Current commissioning process is ‘not sustainable’, says FSI

Small charities lack the confidence to use their rights under the Localism Act, and face the ultimate threat of closure under the current commissioning process, says the FSI following research it publishes today.

In its Gridlock report, which surveyed 239 small charities with an income under £1.5m on barriers to procurement, capacity-building charity the FSI discovered that just 25 per cent felt confident to compete in new areas of public procurement, while 31 per cent felt either fairly or very unconfident.

The ‘community right to challenge’ clause within the Localism Act, which was introduced in 2011, gives organisations the right to make a bid to take over services from the local authority. In the FSI’s research, 79 per cent said that knowledge of the Act would be very or fairly important in deciding whether or not to make a bid, but an overwhelming majority of 83 per cent advised that their organisational finances and capacity would be.

The combination of low confidence and perceptions of financial barriers are “concerning”, says the FSI, which advises that its results are an indication that structural issues are at the core of whether small charities will use their powers under the Act. The FSI advise that:

“On a local level it is therefore essential that small charities are not excluded from the opportunity to deliver services. Having an understanding of the available opportunities is key, but services risk excluding small charities if they do not have a chance to compete due to the inability to secure finance.”

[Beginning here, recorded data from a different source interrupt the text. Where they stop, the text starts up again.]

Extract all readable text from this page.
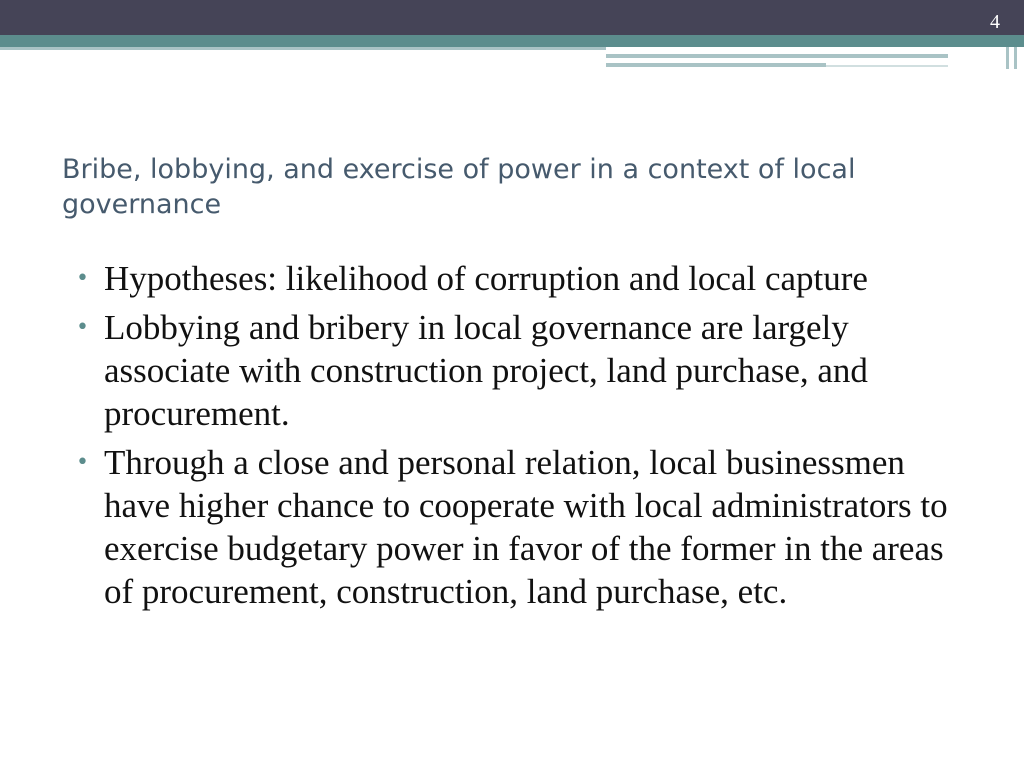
4
Bribe, lobbying, and exercise of power in a context of local governance
• Hypotheses: likelihood of corruption and local capture
• Lobbying and bribery in local governance are largely associate with construction project, land purchase, and procurement.
• Through a close and personal relation, local businessmen have higher chance to cooperate with local administrators to exercise budgetary power in favor of the former in the areas of procurement, construction, land purchase, etc.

The problems are not resolved by entering into consortia, the research indicates, as 30 per cent of the charities which had bid for services in consortia (less than 50 respondents) said that they were dissatisfied with their experience of it. Asked what would improve their experience of bidding as a consortium over 80 per cent said that an open dialogue with commissioners and an understanding of what the commissioners were looking for would be very or fairly important.

Speaking to the pressing need to improve commissioning for smaller organisations, founding CEO of the FSI, Pauline Broomhead said: “Small charities are the backbone of communities around the country: they provide frontline support to individuals with complex needs, and are working to fill in the gaps of service provision where the public sector does not. The drive to reduce public spending cannot force these organisations to close their doors. Time is of the essence: with further reports suggesting that the demand for services is rising alongside reduced budgets, the current situation is not sustainable.”

The FSI is undertaking a number of initiatives this Small Charity Week (17 – 22 June) to highlight the challenges faced by small charities, which comprise 97 per cent of the charity sector, taking 'small' as those with an income less than £1.5m.